Person 1: understand superficial amount (1 pass: 1 hour per lecture), deeper amount (2nd pass: 45 minutes per lecture), even deeper (3rd pass: 20-30 minutes per lecture) --> completes 7 passes before test day
Person 2: understand superficial amount and struggles (1 pass: 2 hours per lecture), deeper amount but still struggling (2nd pass: 1 hour 30 minutes), even deeper (3rd pass: 45 minutes-1 hour) --> complete 4 passes before test day

The first person combines his hardworking with talent and this gets him a greater amount of passes --> thus leading to a higher scores. I've literally studied with dudes like this and yes talent totally plays a role. However, it still doesn't negate efficiency or hardworking. But the top dudes have all three in spades.

I think that's a pretty solid summary. I know in my case, the organizational and 1st pass issue is largely because I'd be the posterboy for ADHD. I can literally only study in 10-15 minute blocks, sometimes less, before I need to let my mind wander to something else for a couple minutes. For me, 12 hours of actual studying (not including breaks) only equates to around 5 or 6 actual productive study hours, so my first pass was always took way too long because making study materials took twice as long as everyone else (it also didn't help that I'm a complete idiot with technology). After that I could get through passes pretty quick, but second year I often wouldn't finish my first pass until a day or two before the test.
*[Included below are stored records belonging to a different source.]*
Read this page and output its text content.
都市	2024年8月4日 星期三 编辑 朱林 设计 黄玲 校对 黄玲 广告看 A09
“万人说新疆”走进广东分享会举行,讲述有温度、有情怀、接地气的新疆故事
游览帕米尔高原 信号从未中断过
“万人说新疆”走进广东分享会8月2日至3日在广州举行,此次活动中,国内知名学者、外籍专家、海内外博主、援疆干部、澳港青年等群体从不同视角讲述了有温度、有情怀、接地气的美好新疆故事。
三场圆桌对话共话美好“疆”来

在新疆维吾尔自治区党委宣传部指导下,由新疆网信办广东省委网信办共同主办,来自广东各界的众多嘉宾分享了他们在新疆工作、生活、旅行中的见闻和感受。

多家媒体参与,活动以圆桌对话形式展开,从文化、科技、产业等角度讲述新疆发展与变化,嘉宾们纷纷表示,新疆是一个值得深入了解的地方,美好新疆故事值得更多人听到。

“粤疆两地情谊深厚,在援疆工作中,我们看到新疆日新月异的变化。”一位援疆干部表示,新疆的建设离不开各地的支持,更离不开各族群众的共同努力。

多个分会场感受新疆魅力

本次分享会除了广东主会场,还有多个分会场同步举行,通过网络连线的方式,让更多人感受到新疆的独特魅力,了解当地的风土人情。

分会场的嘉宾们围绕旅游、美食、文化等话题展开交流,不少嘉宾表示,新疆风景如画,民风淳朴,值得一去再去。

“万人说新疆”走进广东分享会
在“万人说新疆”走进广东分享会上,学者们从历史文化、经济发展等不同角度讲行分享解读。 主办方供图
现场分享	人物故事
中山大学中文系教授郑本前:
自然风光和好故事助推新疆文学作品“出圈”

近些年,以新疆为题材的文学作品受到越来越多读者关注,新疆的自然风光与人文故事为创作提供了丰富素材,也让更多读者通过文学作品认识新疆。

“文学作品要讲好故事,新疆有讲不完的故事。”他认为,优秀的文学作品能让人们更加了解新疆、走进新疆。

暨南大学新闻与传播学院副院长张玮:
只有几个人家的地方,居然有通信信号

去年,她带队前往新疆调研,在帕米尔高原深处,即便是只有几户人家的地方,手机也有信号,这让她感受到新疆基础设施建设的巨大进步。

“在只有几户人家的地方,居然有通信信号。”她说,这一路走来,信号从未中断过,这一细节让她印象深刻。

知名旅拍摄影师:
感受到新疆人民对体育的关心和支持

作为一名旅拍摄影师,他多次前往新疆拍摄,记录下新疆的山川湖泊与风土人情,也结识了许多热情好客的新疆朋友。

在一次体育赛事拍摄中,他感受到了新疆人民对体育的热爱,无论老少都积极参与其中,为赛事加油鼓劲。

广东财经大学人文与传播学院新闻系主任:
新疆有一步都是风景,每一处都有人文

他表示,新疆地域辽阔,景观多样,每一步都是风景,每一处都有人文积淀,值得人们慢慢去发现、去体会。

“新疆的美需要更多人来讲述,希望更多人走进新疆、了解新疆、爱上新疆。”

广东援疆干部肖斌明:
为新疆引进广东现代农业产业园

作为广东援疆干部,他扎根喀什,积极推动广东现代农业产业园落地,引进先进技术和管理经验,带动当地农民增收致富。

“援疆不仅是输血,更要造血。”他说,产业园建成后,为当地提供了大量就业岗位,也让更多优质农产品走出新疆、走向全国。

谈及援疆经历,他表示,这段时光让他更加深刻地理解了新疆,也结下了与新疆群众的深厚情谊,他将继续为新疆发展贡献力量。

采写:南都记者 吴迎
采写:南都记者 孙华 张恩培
I do think that being successful in med school has 3 points (intelligence, work ethic, and organization/efficiency). If you're strong in 2 out of 3 or exceptional in one of the 3, you'll be fine so long as you at least meet some minimal criteria for the third category. The people I know who do really well are the ones who are exceptional in 2 of the 3, and the people that have the resumes of medical gods are exceptional in all 3 categories. Of the 3, I think intelligence is the least important, as everyone in med school had to prove they had the baseline to get accepted. Once in med school, it really comes down to the other two unless you're so brilliant you can just read the text/notes once and remember everything (I've met a total of 2 people that I think meet that criteria, and they're both entering very competitive fields). That's just based off of my observations and completely opinion, but it seems to fit well with those I know and have talked to.